— Любимчик королевы! Бей французского прихвостня! Позор предателю Англии!
Маргарита все больше сближалась с Суффолком — не ссорясь при этом ни с его женой, ни со своим супругом, к которому она относилась с материнской нежностью.
— Мне стало трудно беседовать с королем, — поверяла она возлюбленному свои беды. — Он часто замолкает и глядит в одну точку… или уходит молиться в часовню и не появляется даже к обеду… А потом я слышу осуждающие разговоры: мол, почему королева, а не ее венценосный супруг принимает иноземных посланников. Да что же я могу поделать, коли он запирает за собой двери часовни и не отзывается на мой стук?
— Его дед, покойный король Франции Карл VI, был безумен, — объяснил маркиз. — Будьте осторожнее, моя повелительница! Некоторые сумасшедшие впадают в буйство.
— Тсс! — прошептала Маргарита. — Никто не должен знать о приступах, мучающих иногда короля. А то Глочестер объявит его недееспособным, а меня сошлет в далекий монастырь, где я обязательно умру.
Суффолк в испуге принялся покрывать поцелуями руки Маргариты, твердя одно только слово:
— Любимая! Любимая!
Но, к огромному сожалению королевы и маркиза, странное поведение Генриха не осталось незамеченным. Нет, пока никто не называл государя сумасшедшим и уж тем более не предлагал лишить его власти, но враги Маргариты чувствовали себя все увереннее. Герцог Глочестер стал чаще, чем прежде, видеться с Ричардом Йорком. Этот лорд тоже имел права на корону Англии, ибо и по отцу, и по матери происходил от Эдуарда III; дед же его, герцог Кларенс, был старшим братом Джона Гонта, пращура нынешнего короля. Немудрено, что оба герцога — Йоркский и Глочестер — не выносили друг друга. Однако же ненависть к Маргарите — этой выскочке («Дочь короля Рене! Да кем он правит, этот король?!») и интриганке — заставила лордов, забыв о взаимной неприязни, объединить усилия по расшатыванию трона Генриха.

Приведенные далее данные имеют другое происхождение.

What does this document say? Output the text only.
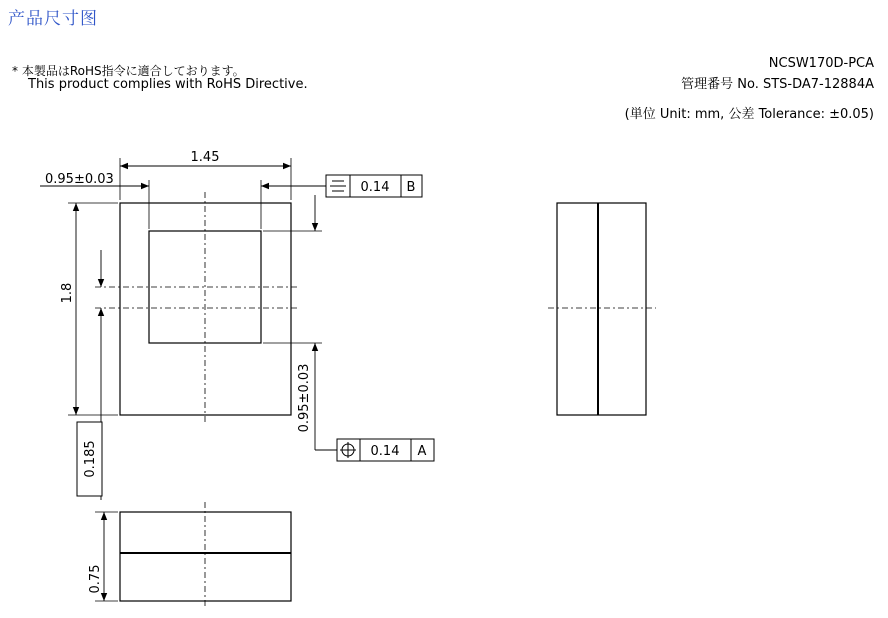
产品尺寸图
* 本製品はRoHS指令に適合しております。
This product complies with RoHS Directive.
NCSW170D-PCA
管理番号 No. STS-DA7-12884A
(単位 Unit: mm, 公差 Tolerance: ±0.05)
1.45
0.95±0.03
1.8
0.95±0.03
0.75
0.185
0.14 B
0.14 A
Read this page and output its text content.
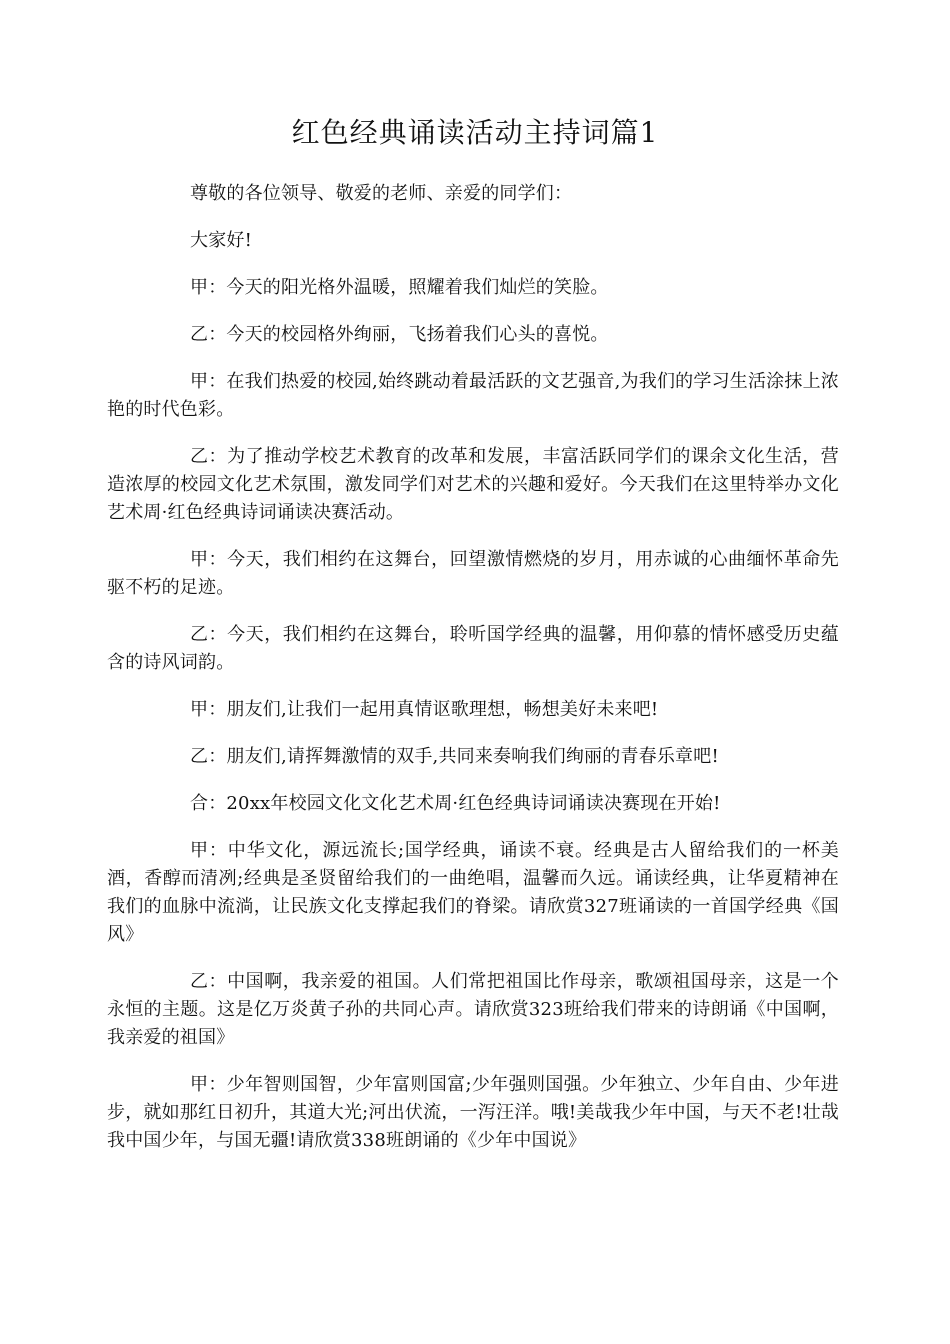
红色经典诵读活动主持词篇1

尊敬的各位领导、敬爱的老师、亲爱的同学们：

大家好!

甲：今天的阳光格外温暖，照耀着我们灿烂的笑脸。

乙：今天的校园格外绚丽，飞扬着我们心头的喜悦。

甲：在我们热爱的校园,始终跳动着最活跃的文艺强音,为我们的学习生活涂抹上浓艳的时代色彩。

乙：为了推动学校艺术教育的改革和发展，丰富活跃同学们的课余文化生活，营造浓厚的校园文化艺术氛围，激发同学们对艺术的兴趣和爱好。今天我们在这里特举办文化艺术周·红色经典诗词诵读决赛活动。

甲：今天，我们相约在这舞台，回望激情燃烧的岁月，用赤诚的心曲缅怀革命先驱不朽的足迹。

乙：今天，我们相约在这舞台，聆听国学经典的温馨，用仰慕的情怀感受历史蕴含的诗风词韵。

甲：朋友们,让我们一起用真情讴歌理想，畅想美好未来吧!

乙：朋友们,请挥舞激情的双手,共同来奏响我们绚丽的青春乐章吧!

合：20xx年校园文化文化艺术周·红色经典诗词诵读决赛现在开始!

甲：中华文化，源远流长;国学经典，诵读不衰。经典是古人留给我们的一杯美酒，香醇而清冽;经典是圣贤留给我们的一曲绝唱，温馨而久远。诵读经典，让华夏精神在我们的血脉中流淌，让民族文化支撑起我们的脊梁。请欣赏327班诵读的一首国学经典《国风》

乙：中国啊，我亲爱的祖国。人们常把祖国比作母亲，歌颂祖国母亲，这是一个永恒的主题。这是亿万炎黄子孙的共同心声。请欣赏323班给我们带来的诗朗诵《中国啊，我亲爱的祖国》

甲：少年智则国智，少年富则国富;少年强则国强。少年独立、少年自由、少年进步，就如那红日初升，其道大光;河出伏流，一泻汪洋。哦!美哉我少年中国，与天不老!壮哉我中国少年，与国无疆!请欣赏338班朗诵的《少年中国说》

Нежная дружба Иорка и Глочестера внушала маркизу самые серьезные опасения. Он видел, что король, успевший уже оправиться от болезни, но по обыкновению пребывавший в меланхолии, относится к нему не так, как раньше. Не иго чтобы Генрих верил сплетням о своей жене и маркизе (поверить для него значило бы — разлюбить, а он и дня не мог прожить без своей милой Маргариты), но придворные шептались о безмерных богатствах маркиза — и это при том, что государственная казна была пуста, о трех его новых домах, о драгоценностях, блиставших на руках и шее Алисы… Королю это не нравилось. Он знал, что супруги Суффолки находятся в большой милости у Маргариты, и потому пока молчал, однако маркиз боялся худшего: того, что Генрих все же склонит слух к наветам Йорка или Глочестера, давно уже мечтавшим об его опале. К тому же Суффолк был безмерно предан королеве. Что с ней станется, если его посадят в темницу или казнят? Ведь кардинал Винчестерский, ее неизменный заступник, очень стар.